Africa and the Media Communication Advocacy Network in Accra, to educate journalists on the Sustainable Development Goals (SDGs).

Unmet needs of family planning
Touching on the unmet needs of family planning in Ghana, the Deputy UNFPA Country Representative emphasised that, such visits must serve as an avenue for reducing the unmet needs of contraceptives in the country.

Women who have an unmet need for contraceptives arise when those who want to delay or stop childbearing do not get access to contraceptive.

“You have 78 per cent of women attending antenatal care. When a woman is pregnant, she goes to a health facility and she is seen by a health practitioner.
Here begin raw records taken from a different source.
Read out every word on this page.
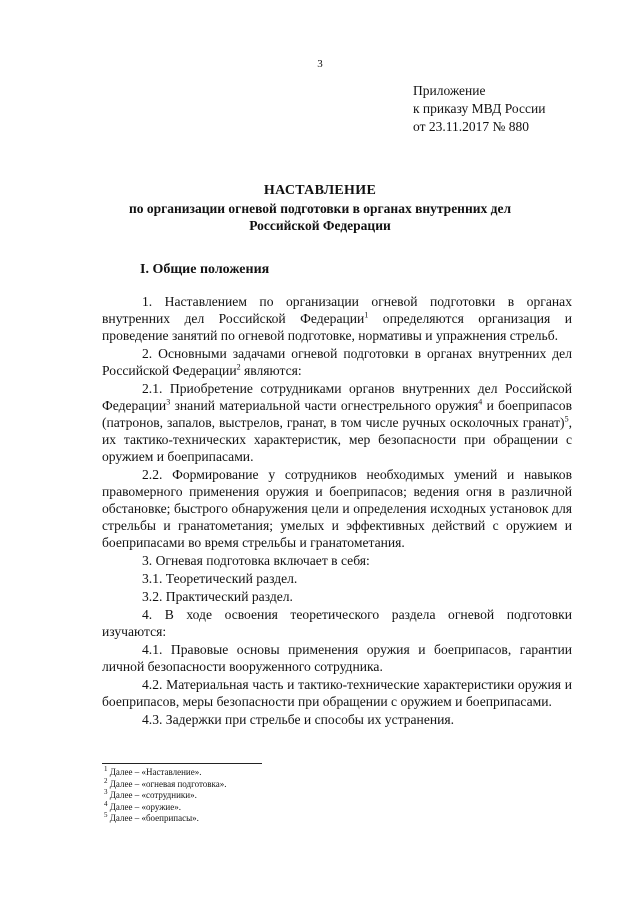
3
Приложение
к приказу МВД России
от 23.11.2017 № 880
НАСТАВЛЕНИЕ
по организации огневой подготовки в органах внутренних дел
Российской Федерации
I. Общие положения

1. Наставлением по организации огневой подготовки в органах внутренних дел Российской Федерации$^1$ определяются организация и проведение занятий по огневой подготовке, нормативы и упражнения стрельб.

2. Основными задачами огневой подготовки в органах внутренних дел Российской Федерации$^2$ являются:

2.1. Приобретение сотрудниками органов внутренних дел Российской Федерации$^3$ знаний материальной части огнестрельного оружия$^4$ и боеприпасов (патронов, запалов, выстрелов, гранат, в том числе ручных осколочных гранат)$^5$, их тактико-технических характеристик, мер безопасности при обращении с оружием и боеприпасами.

2.2. Формирование у сотрудников необходимых умений и навыков правомерного применения оружия и боеприпасов; ведения огня в различной обстановке; быстрого обнаружения цели и определения исходных установок для стрельбы и гранатометания; умелых и эффективных действий с оружием и боеприпасами во время стрельбы и гранатометания.

3. Огневая подготовка включает в себя:

3.1. Теоретический раздел.

3.2. Практический раздел.

4. В ходе освоения теоретического раздела огневой подготовки изучаются:

4.1. Правовые основы применения оружия и боеприпасов, гарантии личной безопасности вооруженного сотрудника.

4.2. Материальная часть и тактико-технические характеристики оружия и боеприпасов, меры безопасности при обращении с оружием и боеприпасами.

4.3. Задержки при стрельбе и способы их устранения.

$^1$ Далее – «Наставление».
$^2$ Далее – «огневая подготовка».
$^3$ Далее – «сотрудники».
$^4$ Далее – «оружие».
$^5$ Далее – «боеприпасы».
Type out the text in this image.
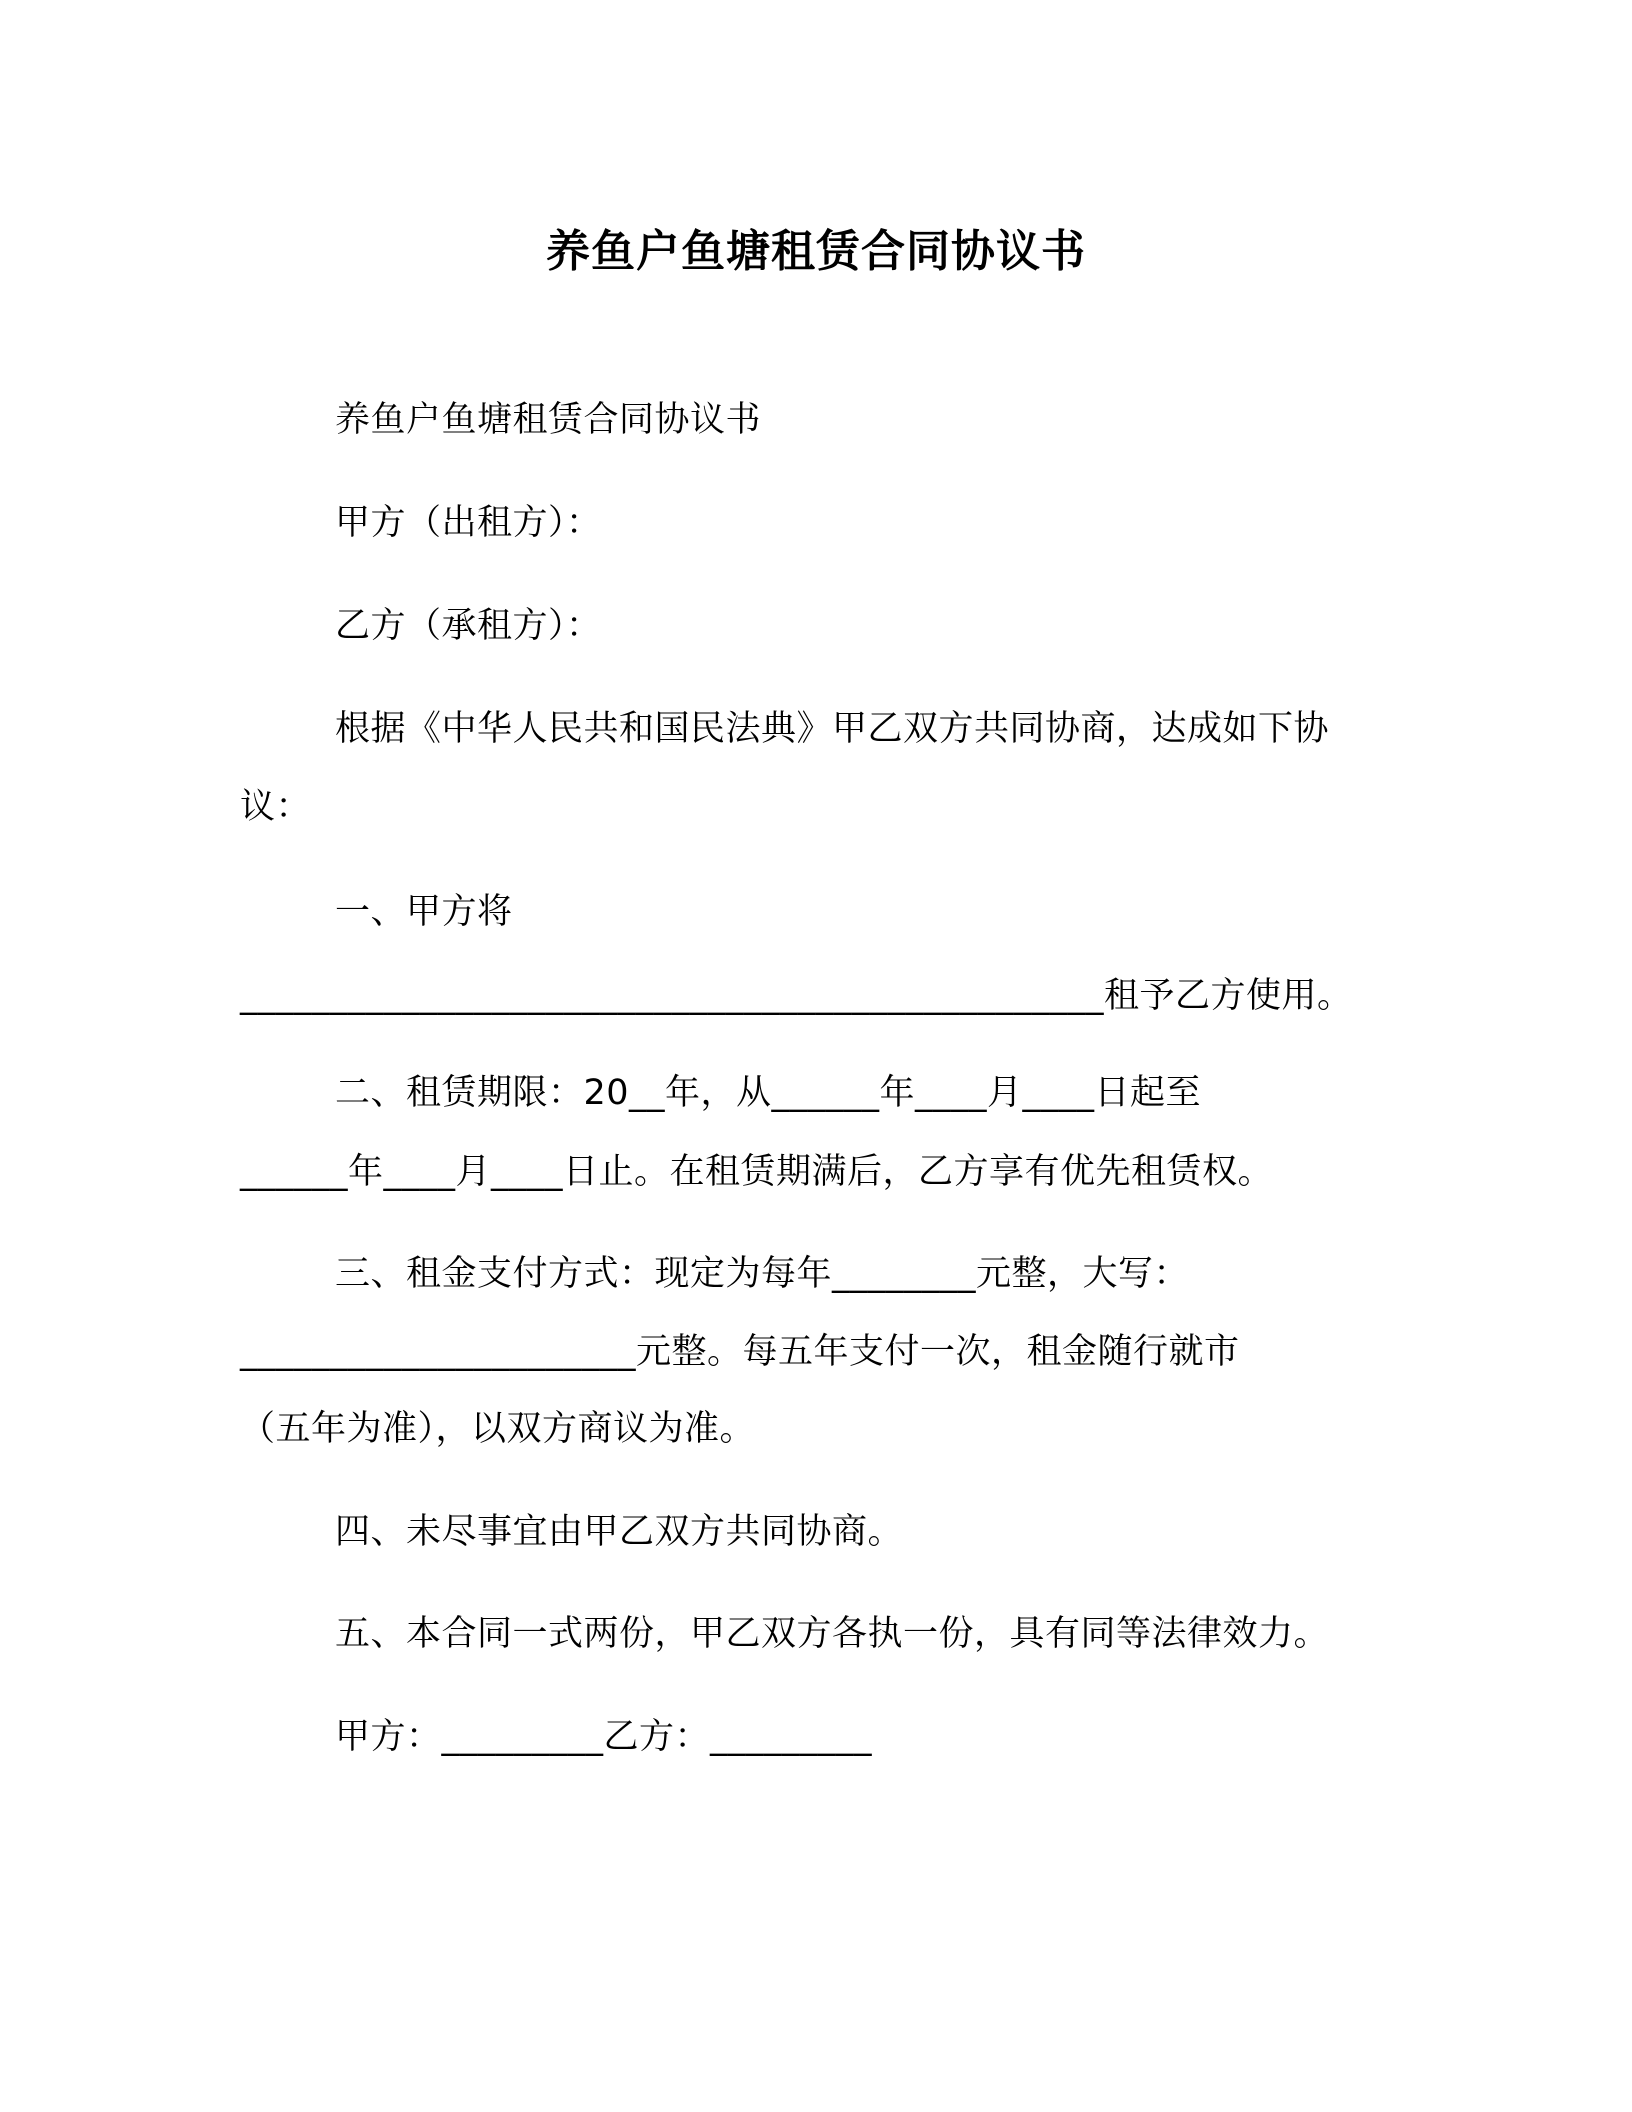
养鱼户鱼塘租赁合同协议书
养鱼户鱼塘租赁合同协议书
甲方（出租方）：
乙方（承租方）：
根据《中华人民共和国民法典》甲乙双方共同协商，达成如下协
议：
一、甲方将
________________________________________________租予乙方使用。
二、租赁期限：20__年，从______年____月____日起至
______年____月____日止。在租赁期满后，乙方享有优先租赁权。
三、租金支付方式：现定为每年________元整，大写：
______________________元整。每五年支付一次，租金随行就市
（五年为准），以双方商议为准。
四、未尽事宜由甲乙双方共同协商。
五、本合同一式两份，甲乙双方各执一份，具有同等法律效力。
甲方：_________乙方：_________
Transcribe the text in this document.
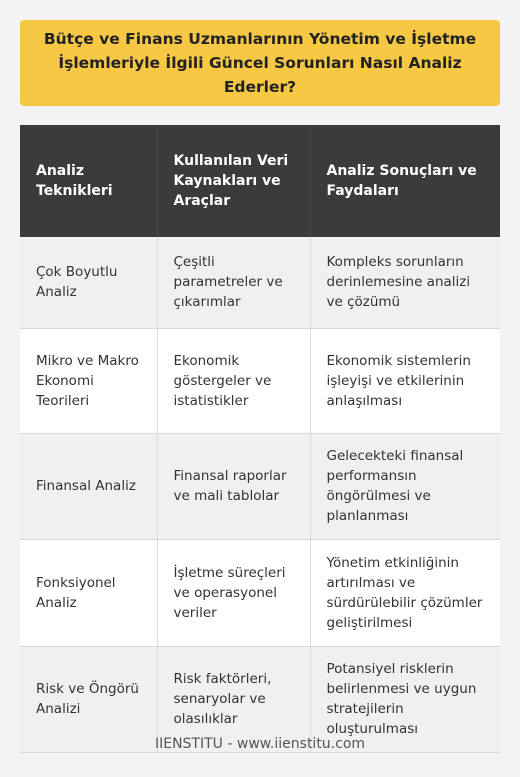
Bütçe ve Finans Uzmanlarının Yönetim ve İşletme İşlemleriyle İlgili Güncel Sorunları Nasıl Analiz Ederler?
Analiz Teknikleri	Kullanılan Veri Kaynakları ve Araçlar	Analiz Sonuçları ve Faydaları
Çok Boyutlu Analiz	Çeşitli parametreler ve çıkarımlar	Kompleks sorunların derinlemesine analizi ve çözümü
Mikro ve Makro Ekonomi Teorileri	Ekonomik göstergeler ve istatistikler	Ekonomik sistemlerin işleyişi ve etkilerinin anlaşılması
Finansal Analiz	Finansal raporlar ve mali tablolar	Gelecekteki finansal performansın öngörülmesi ve planlanması
Fonksiyonel Analiz	İşletme süreçleri ve operasyonel veriler	Yönetim etkinliğinin artırılması ve sürdürülebilir çözümler geliştirilmesi
Risk ve Öngörü Analizi	Risk faktörleri, senaryolar ve olasılıklar	Potansiyel risklerin belirlenmesi ve uygun stratejilerin oluşturulması
IIENSTITU - www.iienstitu.com
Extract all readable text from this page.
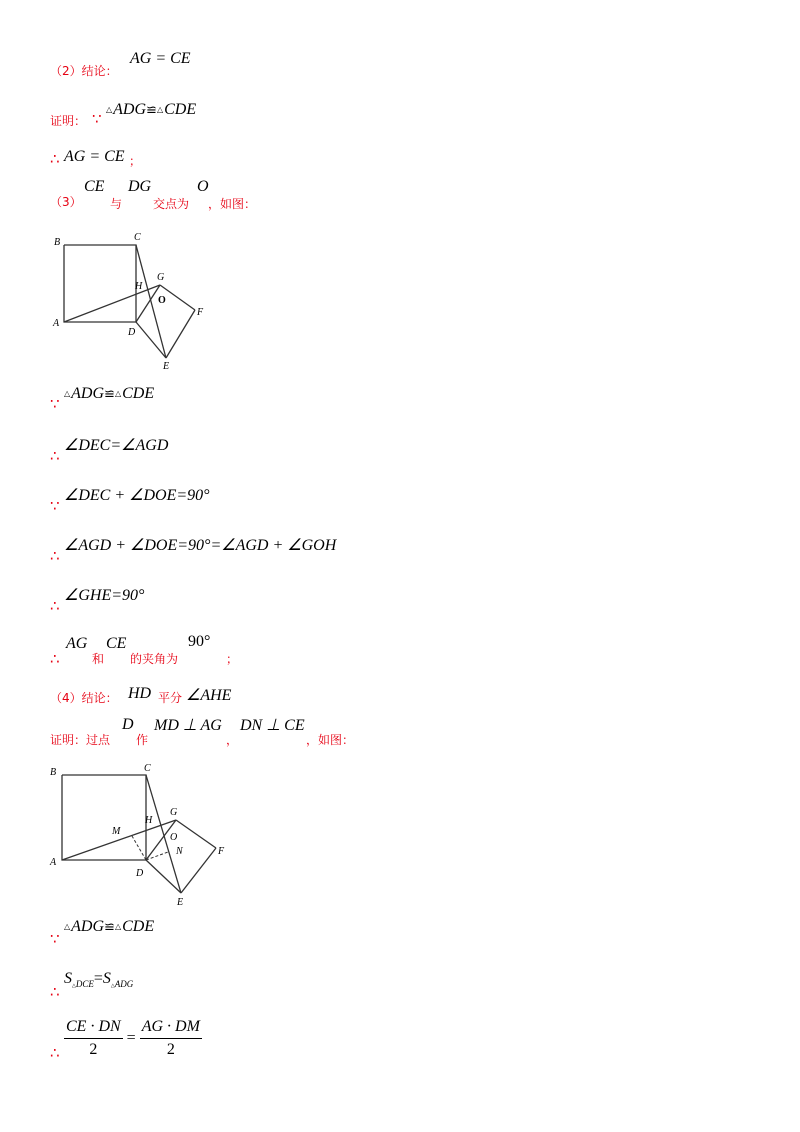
（2）结论：
AG = CE
证明： ∵
△ADG≌△CDE
∴ AG = CE ；
（3）
CE
与
DG
交点为
O
，如图：
B	C
A
D
H
G
O
F
E
∵
△ADG≌△CDE
∴
∠DEC=∠AGD
∵
∠DEC + ∠DOE=90°
∴
∠AGD + ∠DOE=90°=∠AGD + ∠GOH
∴
∠GHE=90°
∴
AG
和
CE
的夹角为
90°
；
（4）结论： HD 平分 ∠AHE
证明：过点
D
作
MD ⊥ AG
，
DN ⊥ CE
，如图：
B	C
A
D
M
H
G
O
N	F
E
∵
△ADG≌△CDE
∴
$S_{\triangle DCE}=S_{\triangle ADG}$
∴ $\frac{CE \cdot DN}{2} = \frac{AG \cdot DM}{2}$
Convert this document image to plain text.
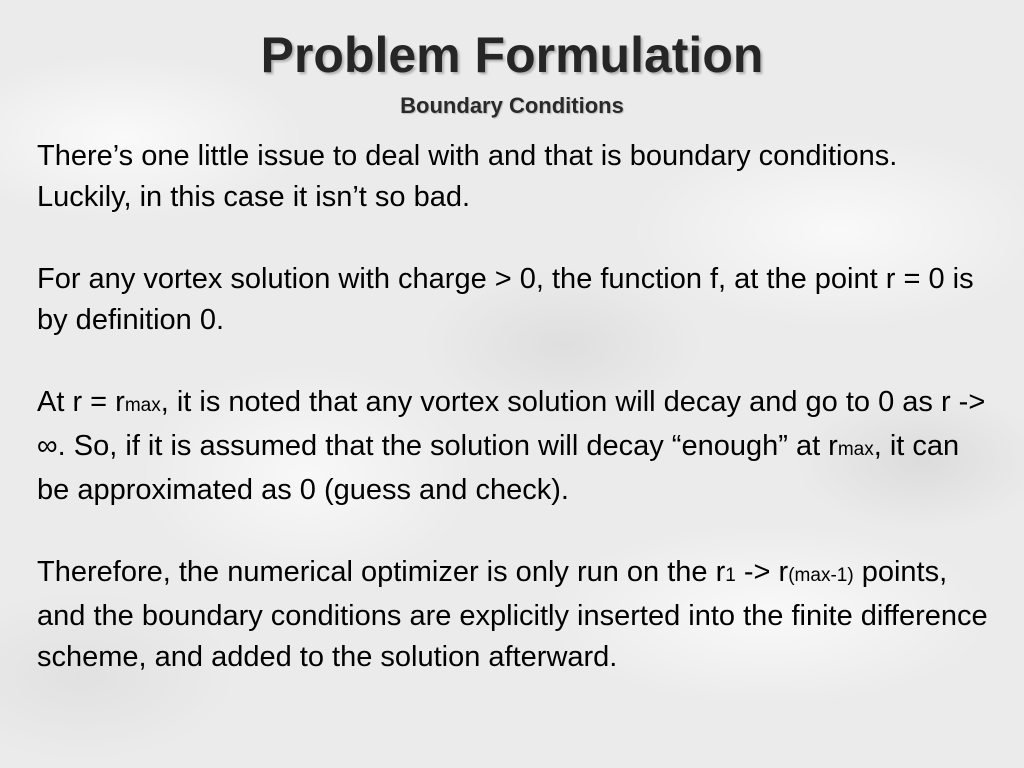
Problem Formulation
Boundary Conditions

There’s one little issue to deal with and that is boundary conditions. Luckily, in this case it isn’t so bad.

For any vortex solution with charge > 0, the function f, at the point r = 0 is by definition 0.

At r = rmax, it is noted that any vortex solution will decay and go to 0 as r -> ∞. So, if it is assumed that the solution will decay “enough” at rmax, it can be approximated as 0 (guess and check).

Therefore, the numerical optimizer is only run on the r1 -> r(max-1) points, and the boundary conditions are explicitly inserted into the finite difference scheme, and added to the solution afterward.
It means that during those four or more visits, that health practitioner has a strategic opportunity to speak to that woman about family planning. That cannot be a missed opportunity,” she said.

Opportunities
She said the post-natal care visits of around 70 per cent also meant that after the woman delivered, she still went to the health facility and was seen by a health practitioner, and as such, that woman should not leave the facility without having a conversation about family planning and without being offered the opportunity to start using a family planning method.

Ms Gayle said it was unfortunate that 85 per cent of contraceptives procured in the country were donor funded, and cautioned that it will be disastrous for Ghana should donors such as the UNPFA, United States Agency for International Development (USAID) and West African Health Organisation (WAHO) decide to pull out.